CAUTION: Rant ahead with capital letters and much yelling
Man has long sought to defy gravity. Makeup companies entreat us to ‘defy’ our age. Our defiance of the inequities of life can define who we are – so I suppose it stands to reason that financial institutions would expect us to defy logic and go blindly along with their strange and unusual rules and regulations.
This weekend, I had one of those logic defying moments during what I hoped would be a rather routine attempt to make a deposit into my individual retirement account.
When my deposit was ‘denied’ by the bank my curiosity got the better of me and I called them to find out why they would not take my money. As it turns out, since the bank has recently changed ownership, they have a host of new rules, one of which is that a customer cannot add to their existing IRA account. They no longer accept those little monthly or quarterly deposits that add up over the year to your federally mandated deposit limit.
Now, each time a customer makes a deposit to their IRA, A NEW ACCOUNT IS FORMED.
Got that? Each deposit, no matter the amount, FORMS A NEW ACCOUNT. So instead of having one nice fluffy pot of money into which you squirrel away little nuggets of gold over the course of your life so that when you retire and Social Security goes bust, you will still have money to eat, you must now have 30 or 40 INDIVIDUAL SMALL ACCOUNTS which the bank will ‘add up for you and tell you how much money you have to withdraw upon your retirement.’
Am I the only one who finds this concept mind-boggling?
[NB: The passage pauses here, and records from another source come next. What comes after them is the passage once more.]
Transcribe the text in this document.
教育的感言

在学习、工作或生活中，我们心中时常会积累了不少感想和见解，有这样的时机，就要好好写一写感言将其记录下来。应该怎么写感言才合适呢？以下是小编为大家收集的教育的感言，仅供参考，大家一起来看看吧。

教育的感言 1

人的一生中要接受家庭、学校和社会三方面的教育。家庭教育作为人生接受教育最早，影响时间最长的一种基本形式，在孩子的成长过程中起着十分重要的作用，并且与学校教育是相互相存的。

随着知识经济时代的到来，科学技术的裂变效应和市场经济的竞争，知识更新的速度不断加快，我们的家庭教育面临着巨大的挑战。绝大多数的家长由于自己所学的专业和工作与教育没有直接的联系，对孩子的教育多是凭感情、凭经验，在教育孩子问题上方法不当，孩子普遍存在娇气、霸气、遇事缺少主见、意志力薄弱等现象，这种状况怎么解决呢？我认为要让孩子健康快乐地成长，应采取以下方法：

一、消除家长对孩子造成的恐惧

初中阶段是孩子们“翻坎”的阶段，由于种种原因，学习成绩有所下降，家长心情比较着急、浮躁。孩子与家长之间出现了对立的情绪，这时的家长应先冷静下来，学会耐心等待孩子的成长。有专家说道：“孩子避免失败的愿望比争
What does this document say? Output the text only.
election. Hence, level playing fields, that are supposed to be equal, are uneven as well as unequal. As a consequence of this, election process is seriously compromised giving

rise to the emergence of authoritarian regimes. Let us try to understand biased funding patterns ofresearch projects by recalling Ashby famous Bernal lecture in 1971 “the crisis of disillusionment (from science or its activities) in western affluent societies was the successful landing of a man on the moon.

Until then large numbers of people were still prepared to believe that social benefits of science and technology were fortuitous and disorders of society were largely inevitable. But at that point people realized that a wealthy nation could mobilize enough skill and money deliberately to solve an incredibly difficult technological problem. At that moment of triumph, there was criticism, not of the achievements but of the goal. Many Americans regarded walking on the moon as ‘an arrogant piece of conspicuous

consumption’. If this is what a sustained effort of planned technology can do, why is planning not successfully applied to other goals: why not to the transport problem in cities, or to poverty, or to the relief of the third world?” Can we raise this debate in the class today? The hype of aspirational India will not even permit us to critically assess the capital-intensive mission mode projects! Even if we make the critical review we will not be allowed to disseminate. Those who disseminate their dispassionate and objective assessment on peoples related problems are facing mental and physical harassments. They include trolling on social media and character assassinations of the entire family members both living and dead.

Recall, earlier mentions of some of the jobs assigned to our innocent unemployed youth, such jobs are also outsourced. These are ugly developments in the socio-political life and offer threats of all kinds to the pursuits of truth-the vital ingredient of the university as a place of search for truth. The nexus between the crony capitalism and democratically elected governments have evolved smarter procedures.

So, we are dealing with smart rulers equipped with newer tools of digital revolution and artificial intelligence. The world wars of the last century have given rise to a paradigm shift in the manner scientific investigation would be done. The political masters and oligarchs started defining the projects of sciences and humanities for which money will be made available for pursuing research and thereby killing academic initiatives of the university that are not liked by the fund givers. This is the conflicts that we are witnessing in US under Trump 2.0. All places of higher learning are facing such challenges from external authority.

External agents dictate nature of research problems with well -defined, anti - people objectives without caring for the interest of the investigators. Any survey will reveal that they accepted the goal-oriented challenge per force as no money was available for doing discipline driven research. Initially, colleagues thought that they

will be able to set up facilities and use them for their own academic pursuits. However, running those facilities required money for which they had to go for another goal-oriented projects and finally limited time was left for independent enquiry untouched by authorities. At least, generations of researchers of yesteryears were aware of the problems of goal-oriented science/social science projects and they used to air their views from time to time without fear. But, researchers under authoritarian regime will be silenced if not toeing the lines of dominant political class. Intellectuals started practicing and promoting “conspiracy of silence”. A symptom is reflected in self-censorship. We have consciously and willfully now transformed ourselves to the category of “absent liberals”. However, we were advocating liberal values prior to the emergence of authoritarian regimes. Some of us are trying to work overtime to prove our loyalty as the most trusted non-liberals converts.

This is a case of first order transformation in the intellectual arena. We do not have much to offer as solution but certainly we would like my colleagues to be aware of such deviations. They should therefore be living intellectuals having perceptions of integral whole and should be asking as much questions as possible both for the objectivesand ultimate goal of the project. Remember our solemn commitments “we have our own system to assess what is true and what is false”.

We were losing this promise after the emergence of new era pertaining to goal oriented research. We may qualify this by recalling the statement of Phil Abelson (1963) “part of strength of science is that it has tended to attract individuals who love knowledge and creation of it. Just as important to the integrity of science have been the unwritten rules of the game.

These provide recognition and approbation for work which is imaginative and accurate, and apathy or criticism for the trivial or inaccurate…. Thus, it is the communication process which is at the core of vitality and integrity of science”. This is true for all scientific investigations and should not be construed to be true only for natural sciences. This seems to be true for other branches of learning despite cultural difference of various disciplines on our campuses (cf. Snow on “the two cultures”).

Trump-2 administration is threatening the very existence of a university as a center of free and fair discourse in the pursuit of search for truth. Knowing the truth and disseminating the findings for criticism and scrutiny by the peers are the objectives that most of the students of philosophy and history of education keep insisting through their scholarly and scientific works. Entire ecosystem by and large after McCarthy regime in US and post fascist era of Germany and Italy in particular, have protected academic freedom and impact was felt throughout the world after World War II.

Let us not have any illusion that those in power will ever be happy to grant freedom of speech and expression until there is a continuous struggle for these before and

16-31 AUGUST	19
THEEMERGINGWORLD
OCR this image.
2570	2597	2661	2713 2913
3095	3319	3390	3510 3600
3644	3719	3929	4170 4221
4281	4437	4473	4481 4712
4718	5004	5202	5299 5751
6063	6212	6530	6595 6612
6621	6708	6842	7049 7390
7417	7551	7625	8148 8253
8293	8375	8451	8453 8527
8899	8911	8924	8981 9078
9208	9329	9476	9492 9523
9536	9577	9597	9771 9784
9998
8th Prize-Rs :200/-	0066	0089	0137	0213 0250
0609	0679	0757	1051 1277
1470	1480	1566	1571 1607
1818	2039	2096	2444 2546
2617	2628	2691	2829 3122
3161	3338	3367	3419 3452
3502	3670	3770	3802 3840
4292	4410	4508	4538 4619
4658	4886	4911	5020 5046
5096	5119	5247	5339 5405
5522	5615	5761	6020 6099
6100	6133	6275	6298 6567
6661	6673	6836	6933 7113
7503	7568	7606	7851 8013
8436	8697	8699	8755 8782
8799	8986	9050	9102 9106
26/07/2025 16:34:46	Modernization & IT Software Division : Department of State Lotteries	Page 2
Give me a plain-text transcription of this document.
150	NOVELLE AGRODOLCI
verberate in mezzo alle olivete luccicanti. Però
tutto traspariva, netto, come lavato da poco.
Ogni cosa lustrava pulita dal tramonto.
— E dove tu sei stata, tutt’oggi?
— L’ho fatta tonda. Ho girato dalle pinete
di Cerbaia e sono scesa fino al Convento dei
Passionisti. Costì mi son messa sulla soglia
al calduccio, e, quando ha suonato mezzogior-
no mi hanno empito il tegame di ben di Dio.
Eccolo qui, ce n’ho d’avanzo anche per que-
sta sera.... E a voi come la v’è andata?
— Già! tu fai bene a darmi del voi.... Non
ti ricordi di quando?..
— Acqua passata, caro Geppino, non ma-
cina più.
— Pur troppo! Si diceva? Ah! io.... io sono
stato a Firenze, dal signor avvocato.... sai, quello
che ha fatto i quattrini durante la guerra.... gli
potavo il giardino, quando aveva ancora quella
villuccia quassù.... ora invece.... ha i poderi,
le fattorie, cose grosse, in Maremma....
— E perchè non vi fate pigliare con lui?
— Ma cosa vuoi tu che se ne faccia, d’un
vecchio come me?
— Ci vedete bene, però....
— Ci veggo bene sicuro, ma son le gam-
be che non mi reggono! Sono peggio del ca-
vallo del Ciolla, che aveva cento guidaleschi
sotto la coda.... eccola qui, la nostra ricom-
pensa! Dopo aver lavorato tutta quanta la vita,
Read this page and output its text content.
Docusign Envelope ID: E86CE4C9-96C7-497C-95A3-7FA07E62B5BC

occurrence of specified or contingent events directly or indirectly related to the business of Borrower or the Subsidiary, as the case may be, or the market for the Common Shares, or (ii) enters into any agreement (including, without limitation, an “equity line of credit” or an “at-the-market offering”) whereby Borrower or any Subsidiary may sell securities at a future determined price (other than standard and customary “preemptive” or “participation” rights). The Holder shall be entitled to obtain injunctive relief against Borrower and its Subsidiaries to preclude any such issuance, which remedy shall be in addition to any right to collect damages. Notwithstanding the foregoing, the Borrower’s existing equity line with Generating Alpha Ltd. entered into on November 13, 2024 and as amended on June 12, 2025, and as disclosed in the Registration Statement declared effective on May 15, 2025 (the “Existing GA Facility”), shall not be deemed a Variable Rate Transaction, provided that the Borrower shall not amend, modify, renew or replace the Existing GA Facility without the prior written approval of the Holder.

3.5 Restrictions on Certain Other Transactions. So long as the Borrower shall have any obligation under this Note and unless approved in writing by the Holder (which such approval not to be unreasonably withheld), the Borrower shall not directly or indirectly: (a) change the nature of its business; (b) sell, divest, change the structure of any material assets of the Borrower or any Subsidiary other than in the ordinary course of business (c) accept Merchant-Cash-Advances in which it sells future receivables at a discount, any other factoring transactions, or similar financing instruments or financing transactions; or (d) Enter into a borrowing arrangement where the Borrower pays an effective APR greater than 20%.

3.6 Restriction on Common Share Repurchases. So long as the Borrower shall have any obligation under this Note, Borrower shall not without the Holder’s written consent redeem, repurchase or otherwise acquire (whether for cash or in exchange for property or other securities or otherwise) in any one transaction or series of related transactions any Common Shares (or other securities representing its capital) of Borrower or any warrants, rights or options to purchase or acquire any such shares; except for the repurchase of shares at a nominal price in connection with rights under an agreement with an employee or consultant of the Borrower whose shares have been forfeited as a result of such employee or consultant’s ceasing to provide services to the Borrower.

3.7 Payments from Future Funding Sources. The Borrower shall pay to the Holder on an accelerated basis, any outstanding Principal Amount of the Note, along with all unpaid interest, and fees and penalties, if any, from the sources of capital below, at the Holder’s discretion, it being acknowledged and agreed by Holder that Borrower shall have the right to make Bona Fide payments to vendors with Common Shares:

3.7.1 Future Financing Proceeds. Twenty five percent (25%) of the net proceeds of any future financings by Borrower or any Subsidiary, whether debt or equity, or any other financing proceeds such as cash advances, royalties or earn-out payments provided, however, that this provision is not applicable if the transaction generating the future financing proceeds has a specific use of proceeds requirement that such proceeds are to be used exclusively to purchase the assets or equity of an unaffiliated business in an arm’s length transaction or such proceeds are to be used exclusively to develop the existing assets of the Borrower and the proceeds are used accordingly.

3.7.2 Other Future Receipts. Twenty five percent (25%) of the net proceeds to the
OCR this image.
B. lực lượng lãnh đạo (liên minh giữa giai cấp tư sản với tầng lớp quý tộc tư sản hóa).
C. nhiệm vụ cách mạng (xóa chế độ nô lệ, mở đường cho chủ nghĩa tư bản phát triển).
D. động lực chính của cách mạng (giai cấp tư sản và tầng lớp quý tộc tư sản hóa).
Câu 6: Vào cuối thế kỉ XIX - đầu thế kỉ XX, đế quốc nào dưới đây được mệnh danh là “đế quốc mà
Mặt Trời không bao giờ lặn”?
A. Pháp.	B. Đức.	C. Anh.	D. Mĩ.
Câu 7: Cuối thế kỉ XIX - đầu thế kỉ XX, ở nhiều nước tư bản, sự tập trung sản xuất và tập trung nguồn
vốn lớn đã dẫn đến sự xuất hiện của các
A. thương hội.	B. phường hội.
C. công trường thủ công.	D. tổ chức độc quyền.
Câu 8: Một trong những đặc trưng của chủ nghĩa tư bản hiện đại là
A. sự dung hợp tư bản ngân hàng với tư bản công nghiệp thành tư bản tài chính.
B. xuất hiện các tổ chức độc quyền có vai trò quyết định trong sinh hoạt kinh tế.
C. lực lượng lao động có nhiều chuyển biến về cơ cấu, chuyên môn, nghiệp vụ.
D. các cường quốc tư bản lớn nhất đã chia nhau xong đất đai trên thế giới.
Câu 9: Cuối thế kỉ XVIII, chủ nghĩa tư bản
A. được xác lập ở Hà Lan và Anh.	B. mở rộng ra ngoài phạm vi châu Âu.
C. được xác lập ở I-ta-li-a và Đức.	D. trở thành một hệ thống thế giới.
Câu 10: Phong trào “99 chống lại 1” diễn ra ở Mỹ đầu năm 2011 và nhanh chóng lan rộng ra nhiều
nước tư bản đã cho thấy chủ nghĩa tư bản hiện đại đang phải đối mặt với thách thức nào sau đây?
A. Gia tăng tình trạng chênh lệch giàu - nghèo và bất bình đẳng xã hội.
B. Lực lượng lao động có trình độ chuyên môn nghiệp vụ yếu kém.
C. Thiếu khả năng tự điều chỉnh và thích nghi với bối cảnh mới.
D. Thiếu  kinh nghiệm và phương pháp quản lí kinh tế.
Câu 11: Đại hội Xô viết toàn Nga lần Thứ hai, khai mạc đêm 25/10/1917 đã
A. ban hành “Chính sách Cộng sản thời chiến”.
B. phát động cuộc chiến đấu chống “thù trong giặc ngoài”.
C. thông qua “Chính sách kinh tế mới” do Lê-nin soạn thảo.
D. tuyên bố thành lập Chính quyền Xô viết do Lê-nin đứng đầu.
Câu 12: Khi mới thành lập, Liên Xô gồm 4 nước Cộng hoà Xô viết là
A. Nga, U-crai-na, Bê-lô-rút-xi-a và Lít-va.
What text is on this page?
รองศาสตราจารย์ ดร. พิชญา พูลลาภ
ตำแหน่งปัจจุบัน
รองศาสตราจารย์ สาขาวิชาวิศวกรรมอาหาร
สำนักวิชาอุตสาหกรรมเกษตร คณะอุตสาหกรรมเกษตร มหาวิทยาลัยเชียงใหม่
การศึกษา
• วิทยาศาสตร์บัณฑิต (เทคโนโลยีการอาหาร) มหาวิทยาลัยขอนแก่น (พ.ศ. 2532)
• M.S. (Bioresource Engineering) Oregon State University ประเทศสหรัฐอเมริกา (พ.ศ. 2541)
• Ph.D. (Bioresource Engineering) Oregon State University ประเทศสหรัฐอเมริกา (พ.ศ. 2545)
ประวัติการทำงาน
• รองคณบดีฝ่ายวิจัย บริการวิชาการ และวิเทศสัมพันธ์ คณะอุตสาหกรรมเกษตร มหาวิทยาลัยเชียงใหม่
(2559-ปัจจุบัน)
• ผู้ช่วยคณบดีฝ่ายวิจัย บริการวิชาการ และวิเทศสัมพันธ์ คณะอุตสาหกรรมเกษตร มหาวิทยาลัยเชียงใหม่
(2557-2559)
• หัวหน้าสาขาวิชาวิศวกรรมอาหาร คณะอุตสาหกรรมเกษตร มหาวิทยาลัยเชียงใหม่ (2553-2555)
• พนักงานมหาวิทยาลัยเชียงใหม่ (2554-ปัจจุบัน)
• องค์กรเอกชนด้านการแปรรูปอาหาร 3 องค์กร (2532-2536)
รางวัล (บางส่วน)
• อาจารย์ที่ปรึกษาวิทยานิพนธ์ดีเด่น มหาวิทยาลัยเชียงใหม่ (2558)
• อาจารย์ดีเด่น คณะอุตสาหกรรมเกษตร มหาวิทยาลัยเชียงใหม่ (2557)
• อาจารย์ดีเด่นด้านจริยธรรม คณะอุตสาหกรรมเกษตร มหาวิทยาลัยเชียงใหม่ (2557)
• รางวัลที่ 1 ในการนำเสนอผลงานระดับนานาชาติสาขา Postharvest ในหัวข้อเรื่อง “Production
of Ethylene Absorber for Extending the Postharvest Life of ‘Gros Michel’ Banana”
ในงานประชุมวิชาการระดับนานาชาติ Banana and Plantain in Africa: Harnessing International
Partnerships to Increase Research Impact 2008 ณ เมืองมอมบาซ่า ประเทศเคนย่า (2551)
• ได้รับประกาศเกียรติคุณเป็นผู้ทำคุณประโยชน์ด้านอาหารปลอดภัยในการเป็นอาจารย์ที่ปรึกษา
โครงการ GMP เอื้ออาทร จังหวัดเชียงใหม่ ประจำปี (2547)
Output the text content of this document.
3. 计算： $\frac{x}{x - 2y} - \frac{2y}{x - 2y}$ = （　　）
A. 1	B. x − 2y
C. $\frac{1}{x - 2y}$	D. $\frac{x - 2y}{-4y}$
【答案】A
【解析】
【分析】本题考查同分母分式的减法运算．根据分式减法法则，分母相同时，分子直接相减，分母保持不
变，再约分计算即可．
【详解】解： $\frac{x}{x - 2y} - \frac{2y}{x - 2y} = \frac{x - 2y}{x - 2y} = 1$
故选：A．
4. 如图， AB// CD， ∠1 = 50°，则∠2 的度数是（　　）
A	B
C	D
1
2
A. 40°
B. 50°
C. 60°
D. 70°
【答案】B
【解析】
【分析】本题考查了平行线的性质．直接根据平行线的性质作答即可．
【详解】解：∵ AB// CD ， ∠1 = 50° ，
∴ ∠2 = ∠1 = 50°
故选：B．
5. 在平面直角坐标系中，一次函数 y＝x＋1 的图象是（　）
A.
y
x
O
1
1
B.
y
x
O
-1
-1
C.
I had a long, drawn out conversation with a flummoxed bank representative who seemed confused by my confusion. I kept saying, “This is the most ridiculous thing I’ve ever heard of. You mean I cannot deposit any more money into my existing IRA account? I have to open a new account now and next week, next month, etc, when I have more money I’d like to put away for my retirement, I HAVE TO OPEN UP ANOTHER NEW ACCOUNT?”
Yes, she tells me. That’s how all banks do it.
YOU’VE GOT TO BE KIDDING ME.
Let’s just say a person begins their account at age 20 and doesn’t plan to retire until age 70. Then let’s say during those intervening 50 years that person chooses to make two deposits per year into their account. That means that in the 50th year, they will have ONE HUNDRED separate IRA accounts which the bank will then add up, and begin distributing money from one account at a time in order to pay that person back their retirement income?
AM I IN BIZZARO WORLD? Am I on Mars?? Can someone explain to me how it behooves the bank to manage 100 accounts for a single individual? What if that person chooses to make a deposit every month? That would amount to 600 SEPARATE ACCOUNTS over the course of 50 years.
IS THAT INSANE? Or is there something wrong with me? Please, I beg of you all, if it’s me, please tell me. Please explain what I’m failing to see here. Or could it simply be that the bank will ultimately have to pay less interest on 600 small accounts than it would on one big one?? Hmm...have I hit on something here?
Anyone, please?? Help me understand this nonsense because I’m a total loss.